In this section we evaluate our approach. We conducted our experiments using a publicly available implementation of our framework (https://github.com/luisfsts/KPIAlgebras). We use seven publicly available event logs. For each log, we discover two process trees by using different noise threshold values in the discovery algorithm [13] (starting with threshold \(10\%\) and increasing with steps of \(10\%\) until we discover a different process tree). To reduce time consumption, we sampled 1000 cases per event log.
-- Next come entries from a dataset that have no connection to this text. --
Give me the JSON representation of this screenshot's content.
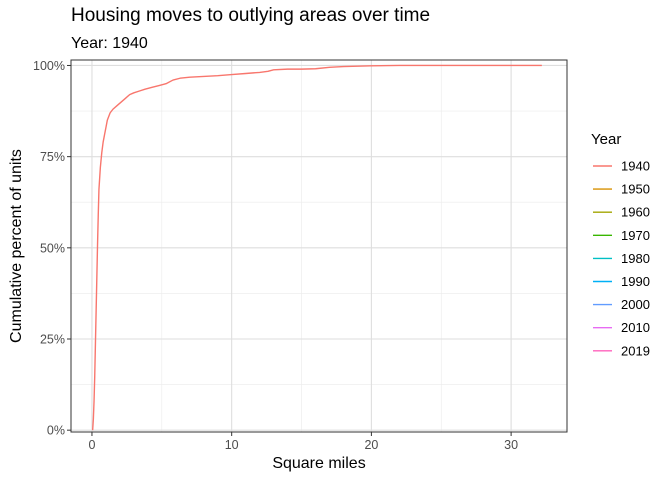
{
  "title": "Housing moves to outlying areas over time",
  "subtitle": "Year: 1940",
  "chart_data": {
    "type": "line",
    "xlabel": "Square miles",
    "ylabel": "Cumulative percent of units",
    "xlim": [
      -1.5,
      34
    ],
    "ylim": [
      -0.5,
      101.5
    ],
    "x_ticks": [
      0,
      10,
      20,
      30
    ],
    "x_tick_labels": [
      "0",
      "10",
      "20",
      "30"
    ],
    "y_ticks": [
      0,
      25,
      50,
      75,
      100
    ],
    "y_tick_labels": [
      "0%",
      "25%",
      "50%",
      "75%",
      "100%"
    ],
    "grid": true,
    "legend": {
      "title": "Year",
      "position": "right",
      "entries": [
        {
          "label": "1940",
          "color": "#F8766D"
        },
        {
          "label": "1950",
          "color": "#D89000"
        },
        {
          "label": "1960",
          "color": "#A3A500"
        },
        {
          "label": "1970",
          "color": "#39B600"
        },
        {
          "label": "1980",
          "color": "#00BFC4"
        },
        {
          "label": "1990",
          "color": "#00B0F6"
        },
        {
          "label": "2000",
          "color": "#619CFF"
        },
        {
          "label": "2010",
          "color": "#E76BF3"
        },
        {
          "label": "2019",
          "color": "#FF62BC"
        }
      ]
    },
    "series": [
      {
        "name": "1940",
        "color": "#F8766D",
        "points": [
          [
            0.05,
            0
          ],
          [
            0.1,
            3
          ],
          [
            0.15,
            8
          ],
          [
            0.2,
            15
          ],
          [
            0.25,
            24
          ],
          [
            0.3,
            33
          ],
          [
            0.35,
            42
          ],
          [
            0.4,
            51
          ],
          [
            0.45,
            59
          ],
          [
            0.5,
            66
          ],
          [
            0.55,
            69
          ],
          [
            0.6,
            72
          ],
          [
            0.7,
            76
          ],
          [
            0.8,
            79
          ],
          [
            0.9,
            81
          ],
          [
            1.0,
            83
          ],
          [
            1.1,
            85
          ],
          [
            1.3,
            87
          ],
          [
            1.5,
            88
          ],
          [
            1.8,
            89
          ],
          [
            2.1,
            90
          ],
          [
            2.4,
            91
          ],
          [
            2.7,
            92
          ],
          [
            3.0,
            92.5
          ],
          [
            3.4,
            93
          ],
          [
            3.8,
            93.5
          ],
          [
            4.3,
            94
          ],
          [
            4.8,
            94.5
          ],
          [
            5.3,
            95
          ],
          [
            5.8,
            96
          ],
          [
            6.3,
            96.5
          ],
          [
            7,
            96.8
          ],
          [
            8,
            97
          ],
          [
            9,
            97.2
          ],
          [
            10,
            97.5
          ],
          [
            11,
            97.8
          ],
          [
            12,
            98.1
          ],
          [
            12.6,
            98.4
          ],
          [
            13,
            98.8
          ],
          [
            14,
            99
          ],
          [
            15,
            99
          ],
          [
            16,
            99.1
          ],
          [
            17,
            99.5
          ],
          [
            18,
            99.7
          ],
          [
            19,
            99.8
          ],
          [
            20,
            99.9
          ],
          [
            22,
            100
          ],
          [
            25,
            100
          ],
          [
            28,
            100
          ],
          [
            30,
            100
          ],
          [
            32.2,
            100
          ]
        ]
      }
    ]
  }
}
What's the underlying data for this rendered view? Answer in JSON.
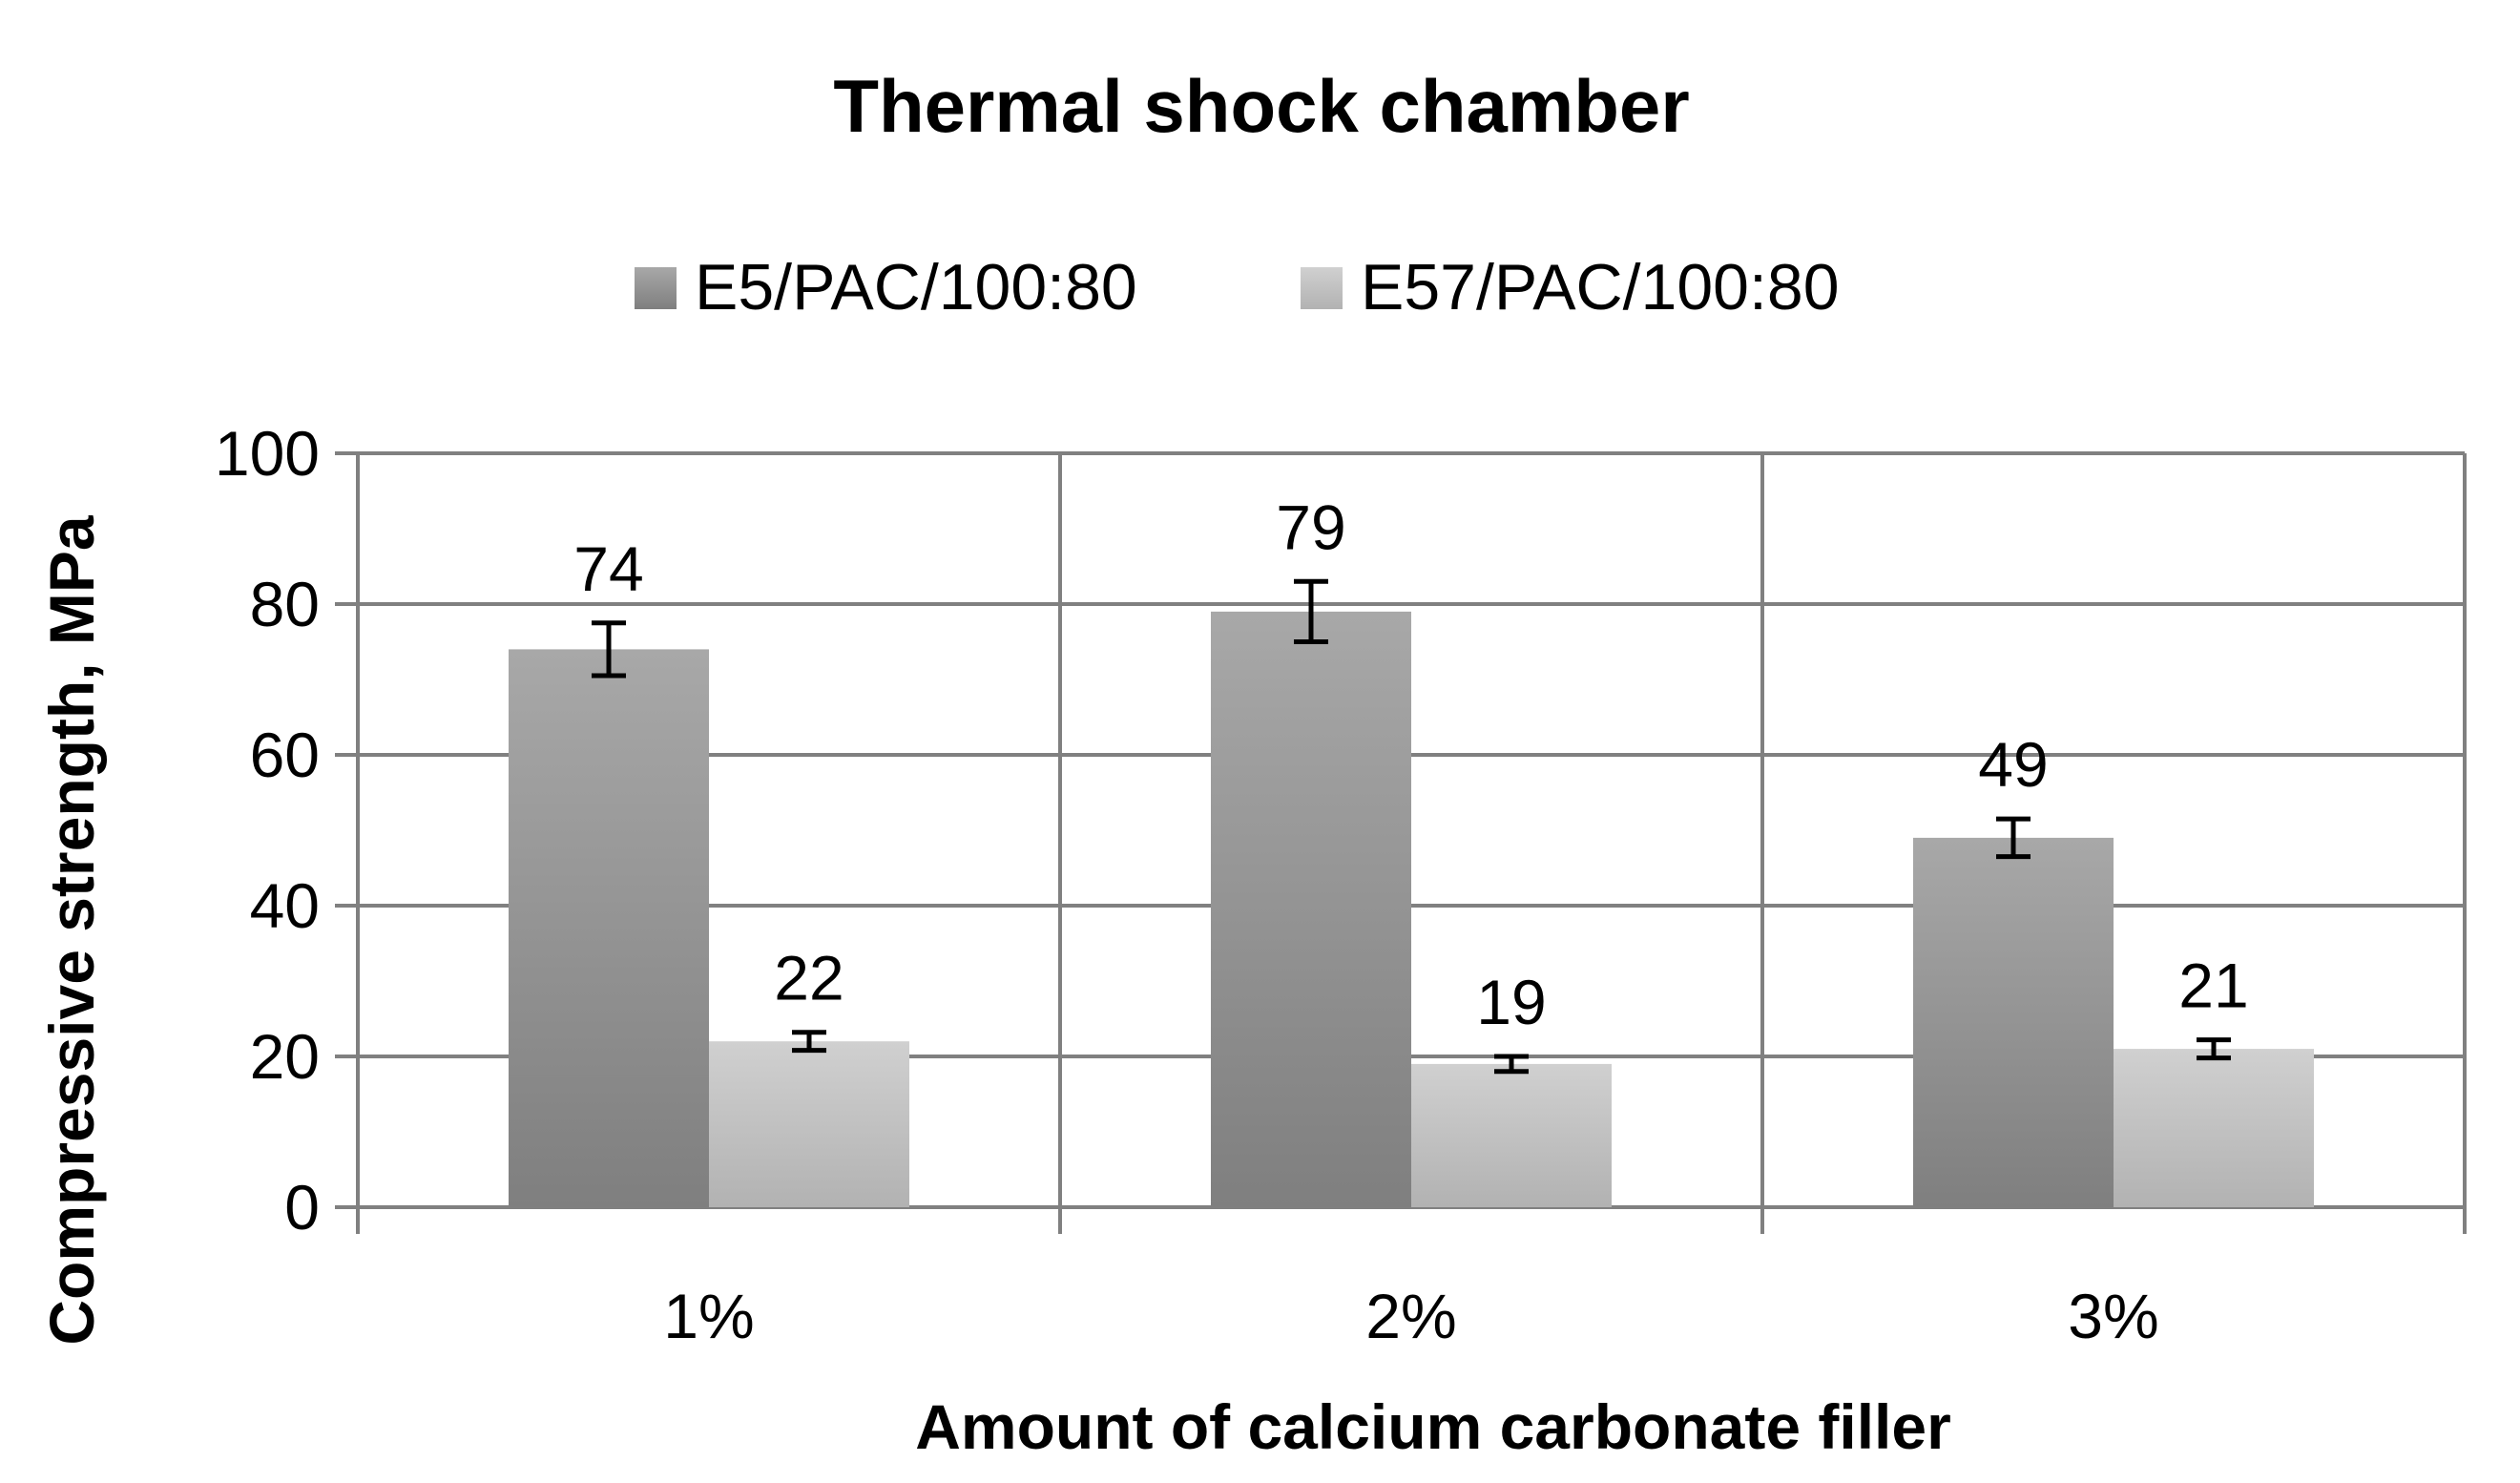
{
  "chart_data": {
    "type": "bar",
    "title": "Thermal shock chamber",
    "xlabel": "Amount of calcium carbonate filler",
    "ylabel": "Compressive strength, MPa",
    "categories": [
      "1%",
      "2%",
      "3%"
    ],
    "ylim": [
      0,
      100
    ],
    "yticks": [
      0,
      20,
      40,
      60,
      80,
      100
    ],
    "grid": true,
    "legend_position": "top",
    "series": [
      {
        "name": "E5/PAC/100:80",
        "values": [
          74,
          79,
          49
        ],
        "errors": [
          3.5,
          4,
          2.5
        ],
        "color_top": "#a8a8a8",
        "color_bottom": "#7f7f7f"
      },
      {
        "name": "E57/PAC/100:80",
        "values": [
          22,
          19,
          21
        ],
        "errors": [
          1.2,
          1,
          1.2
        ],
        "color_top": "#d0d0d0",
        "color_bottom": "#b2b2b2"
      }
    ],
    "data_labels": [
      [
        "74",
        "79",
        "49"
      ],
      [
        "22",
        "19",
        "21"
      ]
    ]
  }
}
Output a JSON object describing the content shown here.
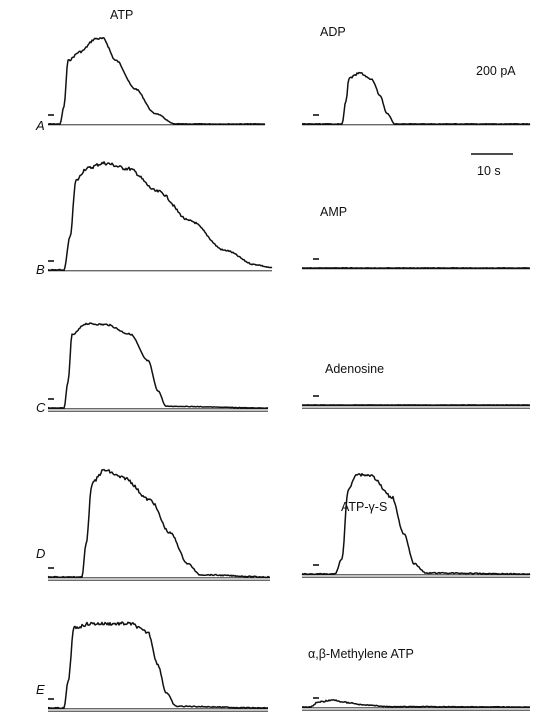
{
  "figure": {
    "column_headers": {
      "left": "ATP",
      "right": "ADP"
    },
    "row_labels": [
      "A",
      "B",
      "C",
      "D",
      "E"
    ],
    "right_trace_labels": [
      "ADP",
      "AMP",
      "Adenosine",
      "ATP-γ-S",
      "α,β-Methylene ATP"
    ],
    "scale_bar": {
      "current": "200 pA",
      "time": "10 s"
    },
    "ink_color": "#111111"
  }
}
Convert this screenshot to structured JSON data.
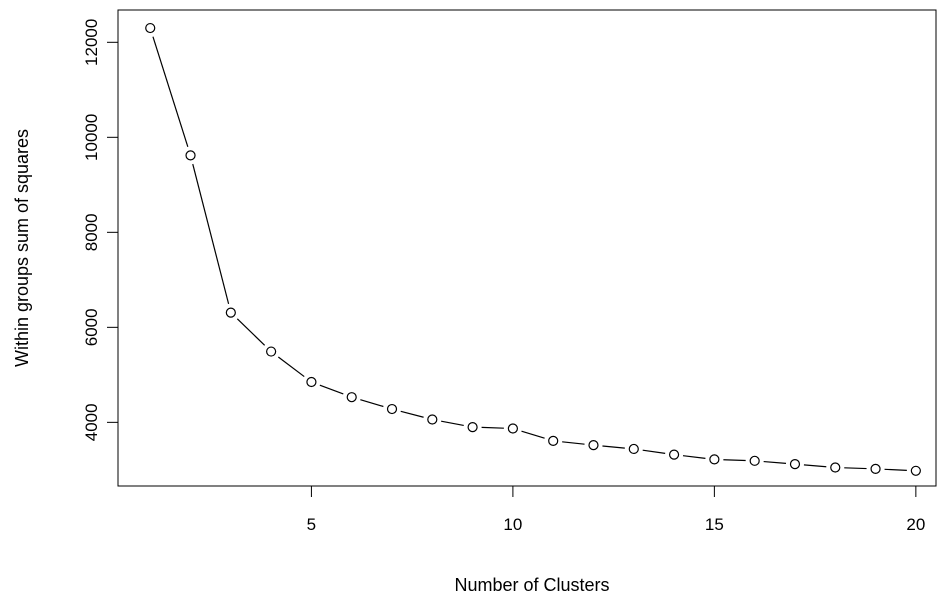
{
  "chart_data": {
    "type": "line",
    "title": "",
    "xlabel": "Number of Clusters",
    "ylabel": "Within groups sum of squares",
    "x": [
      1,
      2,
      3,
      4,
      5,
      6,
      7,
      8,
      9,
      10,
      11,
      12,
      13,
      14,
      15,
      16,
      17,
      18,
      19,
      20
    ],
    "series": [
      {
        "values": [
          12300,
          9620,
          6310,
          5490,
          4850,
          4530,
          4280,
          4060,
          3900,
          3870,
          3610,
          3520,
          3440,
          3320,
          3220,
          3190,
          3120,
          3050,
          3020,
          2980
        ]
      }
    ],
    "xlim": [
      0.2,
      20.5
    ],
    "ylim": [
      2660,
      12680
    ],
    "x_ticks": [
      5,
      10,
      15,
      20
    ],
    "x_tick_labels": [
      "5",
      "10",
      "15",
      "20"
    ],
    "y_ticks": [
      4000,
      6000,
      8000,
      10000,
      12000
    ],
    "y_tick_labels": [
      "4000",
      "6000",
      "8000",
      "10000",
      "12000"
    ],
    "grid": false,
    "line_color": "#000000",
    "marker": "open-circle"
  }
}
The results of the experiment are presented in Table 1. In all cases, as expected, we observe that using a \(2.5\%\) reduction on the bottleneck yields a better improvement on the overall cycle time of the process, i.e., roughly 2.5 times the \(1\%\) reduction. Only in the BPI 2020 Travel Permit data [15], the model impacts the measured cycle time of the identified major bottleneck in the process. Upon inspection, this is the case because the \(10\%\)-model incorporates more synchronizations of the bottleneck activity, and hence, more performance measurements, leading to a slightly lower measured activity sojourn time. Furthermore, the aforementioned event log and the BPI 2020 International Declarations [15] event log are the only two event logs in which the process model has an influence on the global performance reduction.

6 Conclusion

In this paper, we presented a foundational framework that allows us to measure the time-based performance of a process, based on historically logged event data. The framework exploits partially ordered alignments (POAs), which are annotated with time-based performance information derived from the data. The use of POAs supports the use of data that records both start and end times of events. The effect of anticipated changes of activity-level performance can be injected into the framework. In our evaluation, we highlight the applicability of our tool using real event data.